Without looking back, he walked out of the main door overlooking the parking lot.
Jaime's steps slowed as she saw a man in a white tee-shirt and jeans, leaning against her car in the mall parking lot, talking into his cell phone. He snapped his phone shut and straightened as she approached.
"How did you know which one was my car?" she asked.
"I called in a favor at the License Bureau."
"Oh," she said, tightly clutching the bag she was holding against her chest. The action reminded her what it was. She held it out to him. "I got you the book for Mila. I was going to...I was going to mail it you."
He took the bag from her, staring at the package as if it contained an answer to his dilemma before placing it on the car. Turning around, almost reluctantly, he faced her squarely. "Deborah was killed in a car crash eight months ago," he said quietly.
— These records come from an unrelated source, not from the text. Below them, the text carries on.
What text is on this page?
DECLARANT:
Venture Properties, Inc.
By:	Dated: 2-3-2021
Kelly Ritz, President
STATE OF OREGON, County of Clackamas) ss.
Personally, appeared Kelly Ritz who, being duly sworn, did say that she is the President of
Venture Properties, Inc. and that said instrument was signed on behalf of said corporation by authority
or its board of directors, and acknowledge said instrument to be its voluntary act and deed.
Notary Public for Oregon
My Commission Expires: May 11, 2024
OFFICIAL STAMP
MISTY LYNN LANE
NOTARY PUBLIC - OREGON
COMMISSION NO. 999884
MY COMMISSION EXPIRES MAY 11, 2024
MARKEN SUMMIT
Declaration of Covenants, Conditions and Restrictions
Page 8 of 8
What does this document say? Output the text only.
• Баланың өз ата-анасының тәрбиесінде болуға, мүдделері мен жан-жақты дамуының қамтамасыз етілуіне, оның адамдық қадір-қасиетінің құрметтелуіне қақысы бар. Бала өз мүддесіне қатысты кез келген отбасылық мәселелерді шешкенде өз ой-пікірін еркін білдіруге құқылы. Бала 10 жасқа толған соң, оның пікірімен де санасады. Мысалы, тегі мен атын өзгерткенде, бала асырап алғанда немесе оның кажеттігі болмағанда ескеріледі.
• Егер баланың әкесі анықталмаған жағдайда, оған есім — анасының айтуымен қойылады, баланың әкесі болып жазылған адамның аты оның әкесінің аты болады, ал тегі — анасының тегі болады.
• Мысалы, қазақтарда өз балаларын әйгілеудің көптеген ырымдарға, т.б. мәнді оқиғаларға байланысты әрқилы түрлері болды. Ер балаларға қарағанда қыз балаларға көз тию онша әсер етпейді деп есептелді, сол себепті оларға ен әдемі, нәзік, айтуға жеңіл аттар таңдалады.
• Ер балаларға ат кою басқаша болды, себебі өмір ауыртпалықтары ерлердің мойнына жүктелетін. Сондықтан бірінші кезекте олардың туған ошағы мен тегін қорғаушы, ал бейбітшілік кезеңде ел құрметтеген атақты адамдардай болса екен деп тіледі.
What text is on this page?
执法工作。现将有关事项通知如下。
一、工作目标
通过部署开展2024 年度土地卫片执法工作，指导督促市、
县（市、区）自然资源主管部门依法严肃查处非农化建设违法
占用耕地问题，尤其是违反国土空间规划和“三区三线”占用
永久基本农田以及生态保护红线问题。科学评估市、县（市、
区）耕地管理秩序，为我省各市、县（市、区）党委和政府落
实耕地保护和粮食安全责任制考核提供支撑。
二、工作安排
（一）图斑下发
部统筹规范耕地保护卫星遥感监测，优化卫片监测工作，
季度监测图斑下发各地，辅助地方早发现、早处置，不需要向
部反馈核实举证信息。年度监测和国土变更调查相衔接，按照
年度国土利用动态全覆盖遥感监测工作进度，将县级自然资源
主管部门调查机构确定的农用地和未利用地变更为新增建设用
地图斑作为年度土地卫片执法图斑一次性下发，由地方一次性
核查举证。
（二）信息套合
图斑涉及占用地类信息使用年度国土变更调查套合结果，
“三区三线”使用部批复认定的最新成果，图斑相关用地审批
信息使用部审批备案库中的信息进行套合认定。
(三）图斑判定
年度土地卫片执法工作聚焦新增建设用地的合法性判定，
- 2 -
Jaime gasped, stunned at his words. He continued, "I'm sorry I didn't tell you earlier." He looked away at the rows of cars parked behind her for a long moment, then swung his gaze back to where she was standing rooted to the spot. "I still find it hard to talk about it."
Jaime swallowed to ease the dryness in her mouth. "Why are you telling me now?" she asked.
She tried to read what was in his eyes as he stared down at her, but all she saw was wariness, uncertainty. He finally let out a deep breath, and his shoulders slumped as if he had settled some lingering inner battle. Still holding her gaze, he lightly brushed a thumb against her mouth, then let his hand slide down the side of her neck, resting his thumb against the hammering pulse at the base of her throat.
"Because," he said slowly, bending his head towards her, "sometimes when the lost travelers see an oasis, it really is an oasis."